Vanderbilt began its partnership with the University of Melbourne in 2007 when the universities committed to building a new kind of international partnership with a goal of meaningful and long-term collaboration in virtually all academic fields, yielding new discoveries and scholarship, enhanced graduate and professional training, innovative curricula, and sharing information and best practices in administration and governance.
“Similar philosophies toward cross-disciplinary scholarship of our two great institutions are what make this partnership possible,” said Jeff Balser, M.D., Ph.D., vice chancellor for Health Affairs and dean of Vanderbilt University School of Medicine. “However, it will be the numerous collaborations occurring across both our campuses that will propel us forward.”
To date, the partnership has generated more than 20 active research collaborations ranging from free radical chemistry and intellectual property rights to the reform of mathematical education and water resource management.
The joint effort offers different levels of seed funding for promising new joint projects, in addition to the ongoing exchange of researchers and students and a variety of joint administrative initiatives.
“It's not just that there are lots of opportunities to collaborate between individual researchers,” said University of Melbourne Provost John Dewar.
“It's the fact that there is real commitment from the leadership to set the tone on both sides and a strategic perception that this is important because without that none of this could work.
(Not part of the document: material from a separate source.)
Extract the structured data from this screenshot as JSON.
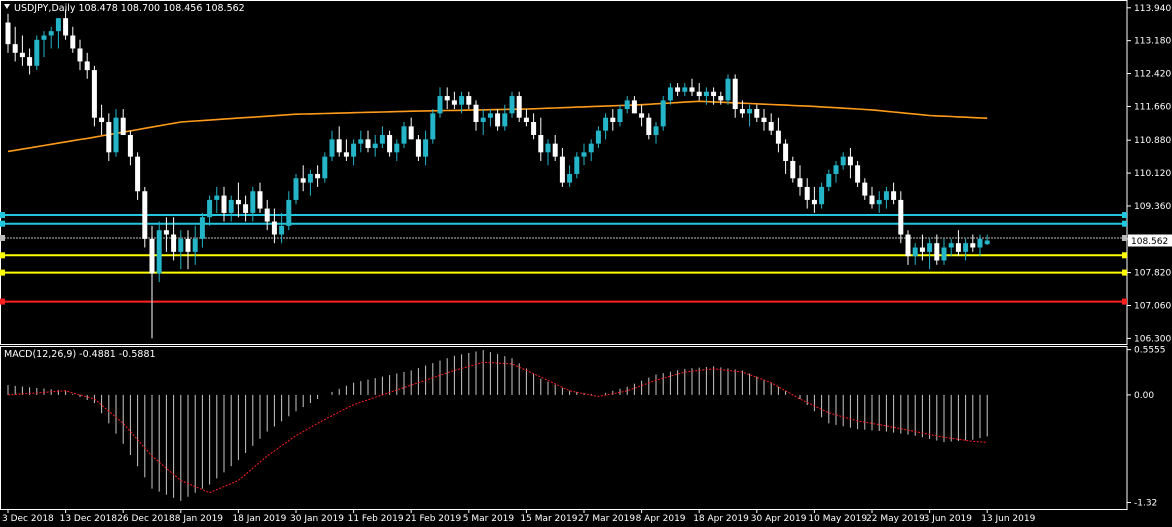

You can have all of the similarities and opportunities to collaborate but the without the leadership it's just not going to fire.”
The University of Melbourne is a public research university of approximately 25,000 undergraduates and 12,000 graduate and professional students. Founded in 1853, the university comprises 12 faculties (schools) as well as the top medical center in Australia.
Melbourne is consistently ranked among the world's top universities and has taken a leadership role in transforming Australian higher education with its “Melbourne Model.” This visionary curricular restructuring offers six broad undergraduate degrees in Arts, Biomedicine, Commerce, Environments, Music and Science, as well as a full range of graduate and professional degrees.